Thursday, 25 May 2017

CiXin Liu's "Deaths End" 死神永生

I have been reading CiXin Liu's "Deaths End", the third book in a science fiction trilogy "The Three Body Problem" translated by Ken Liu from Mandarin. It was originally published by Chongqing Publishing Group in Chongqing, China as  死神永生 in 2010 and according to the blurb on the cover and first page, the author has won numerous awards and the translators short story "The Paper Menagerie" has won a Hugo award, among other awards.

The major setting of the story is that an alien invasion (the Trisolarians) have been fought off and a detente has been reached, with descriptions of cultural change as the story progresses. I have to say, I initially found the protagonists difficult to visualize but overtime derived a sense of the main characters, some more amusing than others. It is a science fiction setting big in scope and ideas that are more shown  than described in theory, he has scenes where people in meetings record alternatives to problems, listing the pro's and con's and it is interesting the type of choices the various groups make. Because this is the third book in the novel, there is a history to the setting and some of the more peripheral characters were major characters in the presceding novels.

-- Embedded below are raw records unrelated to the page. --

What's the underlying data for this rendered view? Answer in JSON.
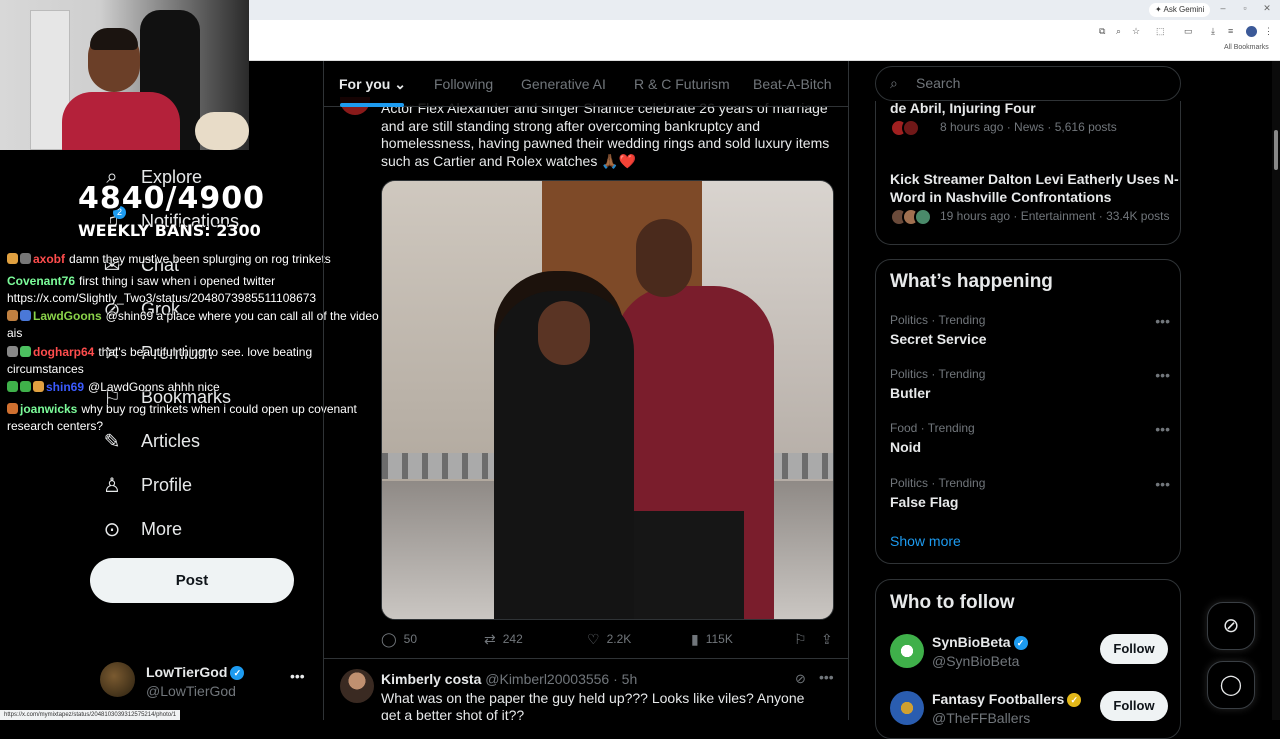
{
  "browser": {
    "ask_gemini": "✦ Ask Gemini",
    "all_bookmarks": "All Bookmarks",
    "status_url": "https://x.com/mymixtapez/status/2048103039312575214/photo/1"
  },
  "stream_overlay": {
    "ban_count": "4840/4900",
    "weekly_bans": "WEEKLY BANS: 2300",
    "chat": [
      {
        "user": "axobf",
        "user_color": "#ff4d4d",
        "message": "damn they must've been splurging on rog trinkets"
      },
      {
        "user": "Covenant76",
        "user_color": "#7cfc9a",
        "message": "first thing i saw when i opened twitter"
      },
      {
        "user": "",
        "user_color": "#ffffff",
        "message": "https://x.com/Slightly_Two3/status/2048073985511108673"
      },
      {
        "user": "LawdGoons",
        "user_color": "#8ad24a",
        "message": "@shin69 a place where you can call all of the video"
      },
      {
        "user": "",
        "user_color": "#ffffff",
        "message": "ais"
      },
      {
        "user": "dogharp64",
        "user_color": "#ff4d4d",
        "message": "that's beautiful thing to see. love beating"
      },
      {
        "user": "",
        "user_color": "#ffffff",
        "message": "circumstances"
      },
      {
        "user": "shin69",
        "user_color": "#3b5bff",
        "message": "@LawdGoons ahhh nice"
      },
      {
        "user": "joanwicks",
        "user_color": "#7cfc9a",
        "message": "why buy rog trinkets when i could open up covenant"
      },
      {
        "user": "",
        "user_color": "#ffffff",
        "message": "research centers?"
      }
    ]
  },
  "sidebar": {
    "items": [
      {
        "label": "Explore",
        "icon": "search-icon",
        "glyph": "⌕"
      },
      {
        "label": "Notifications",
        "icon": "bell-icon",
        "glyph": "🔔︎"
      },
      {
        "label": "Chat",
        "icon": "chat-icon",
        "glyph": "✉"
      },
      {
        "label": "Grok",
        "icon": "grok-icon",
        "glyph": "⊘"
      },
      {
        "label": "Premium",
        "icon": "x-logo-icon",
        "glyph": "✕"
      },
      {
        "label": "Bookmarks",
        "icon": "bookmark-icon",
        "glyph": "⚐"
      },
      {
        "label": "Articles",
        "icon": "article-icon",
        "glyph": "✎"
      },
      {
        "label": "Profile",
        "icon": "person-icon",
        "glyph": "♙"
      },
      {
        "label": "More",
        "icon": "more-circle-icon",
        "glyph": "⊙"
      }
    ],
    "notif_count": "2",
    "post_button": "Post",
    "account": {
      "name": "LowTierGod",
      "handle": "@LowTierGod"
    }
  },
  "feed": {
    "tabs": [
      "For you",
      "Following",
      "Generative AI",
      "R & C Futurism",
      "Beat-A-Bitch"
    ],
    "active_tab": "For you",
    "tweet1": {
      "text": "Actor Flex Alexander and singer Shanice celebrate 26 years of marriage and are still standing strong after overcoming bankruptcy and homelessness, having pawned their wedding rings and sold luxury items such as Cartier and Rolex watches 🙏🏾❤️",
      "replies": "50",
      "reposts": "242",
      "likes": "2.2K",
      "views": "115K"
    },
    "tweet2": {
      "name": "Kimberly costa",
      "handle": "@Kimberl20003556",
      "time": "· 5h",
      "text": "What was on the paper the guy held up??? Looks like viles? Anyone get a better shot of it??"
    }
  },
  "right": {
    "search_placeholder": "Search",
    "news": [
      {
        "title": "de Abril, Injuring Four",
        "meta": "8 hours ago · News · 5,616 posts"
      },
      {
        "title": "Kick Streamer Dalton Levi Eatherly Uses N-Word in Nashville Confrontations",
        "meta": "19 hours ago · Entertainment · 33.4K posts"
      }
    ],
    "whats_happening": "What’s happening",
    "trends": [
      {
        "category": "Politics · Trending",
        "name": "Secret Service"
      },
      {
        "category": "Politics · Trending",
        "name": "Butler"
      },
      {
        "category": "Food · Trending",
        "name": "Noid"
      },
      {
        "category": "Politics · Trending",
        "name": "False Flag"
      }
    ],
    "show_more": "Show more",
    "who_to_follow": "Who to follow",
    "follow": [
      {
        "name": "SynBioBeta",
        "handle": "@SynBioBeta",
        "button": "Follow",
        "color": "#3fb04a"
      },
      {
        "name": "Fantasy Footballers",
        "handle": "@TheFFBallers",
        "button": "Follow",
        "color": "#2a5db0"
      }
    ]
  },
  "colors": {
    "accent": "#1d9bf0",
    "background": "#000000",
    "muted": "#71767b"
  }
}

The technology of the setting, because this is science fiction, describes gravity wave antenna weapons, hibernation chambers, sub light speed drives and has early on an example of a primitive technology that through sacrifice inspired by romantic ideals is able to achieve objectives beyond the technical capabilities of the milieu. For the human characters deep space vessels are few and far between, the product of massive investment and as the novel progresses there is a sense of economies of scale in the different societies shown.

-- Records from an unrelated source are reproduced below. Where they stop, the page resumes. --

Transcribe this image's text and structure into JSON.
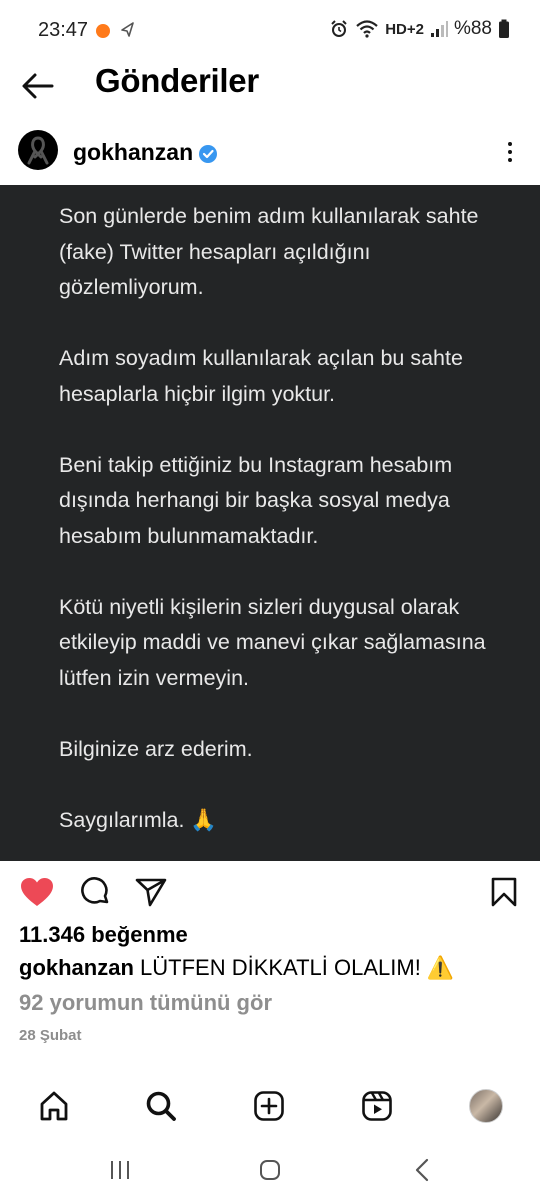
{
  "status_bar": {
    "time": "23:47",
    "battery": "%88",
    "signal_label": "HD+2",
    "colors": {
      "notification_dot": "#ff7a1a"
    }
  },
  "header": {
    "title": "Gönderiler",
    "back_icon": "arrow-left-icon"
  },
  "post": {
    "username": "gokhanzan",
    "verified_icon": "verified-badge-icon",
    "more_icon": "more-vertical-icon",
    "image_text": {
      "p1": "Son günlerde benim adım kullanılarak sahte (fake) Twitter hesapları açıldığını gözlemliyorum.",
      "p2": "Adım soyadım kullanılarak açılan bu sahte hesaplarla hiçbir ilgim yoktur.",
      "p3": "Beni takip ettiğiniz bu Instagram hesabım dışında herhangi bir başka sosyal medya hesabım bulunmamaktadır.",
      "p4": "Kötü niyetli kişilerin sizleri duygusal olarak etkileyip maddi ve manevi çıkar sağlamasına lütfen izin vermeyin.",
      "p5": "Bilginize arz ederim.",
      "p6": "Saygılarımla. 🙏"
    },
    "likes": "11.346 beğenme",
    "caption_user": "gokhanzan",
    "caption_text": "LÜTFEN DİKKATLİ OLALIM! ⚠️",
    "comments_link": "92 yorumun tümünü gör",
    "date": "28 Şubat",
    "colors": {
      "like": "#ed4956",
      "image_bg": "#232526",
      "verified": "#3897f0"
    }
  },
  "actions": {
    "like_icon": "heart-filled-icon",
    "comment_icon": "comment-icon",
    "share_icon": "send-icon",
    "save_icon": "bookmark-icon"
  },
  "bottom_nav": {
    "items": [
      "home-icon",
      "search-icon",
      "create-icon",
      "reels-icon",
      "profile-avatar"
    ]
  },
  "system_nav": {
    "items": [
      "recents-icon",
      "home-button-icon",
      "back-icon"
    ]
  }
}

The universe of the “The Three Body Problem” trilogy is a hostile place where civilizations that achieve an advanced technological capability without the caution of hiding their galactic footprint are quickly exterminated, “cleansed” by more technologically advanced predatory civilizations. Thus aware advanced civilizations tend to hide themselves, creating many “dark zones”, the political theory of the book describes this setting as a “dark forest” scenario.

The differences in the humans and aliens described are tied to major plot points of the novel, the differences are shown instead of described, although that phrase does become problematic in the medium of a novel. It dwells on the necessity of taking a real politic approach to arising situation despite changing values associated with cultural change. There is a kind of literary analysis shown in the book that has interesting ideas. It would be interesting to subject the scenarios and ideas in the novel to a kind of cross cultural comparison, in the same way that 1950’s and 1960’s science fiction and horror movies tend to be seen as reflecting the fears of the public to cold war political events.

Perhaps this is an easy and inconsiderate approach to take, but as one of the points the novel makes, we are products of our time.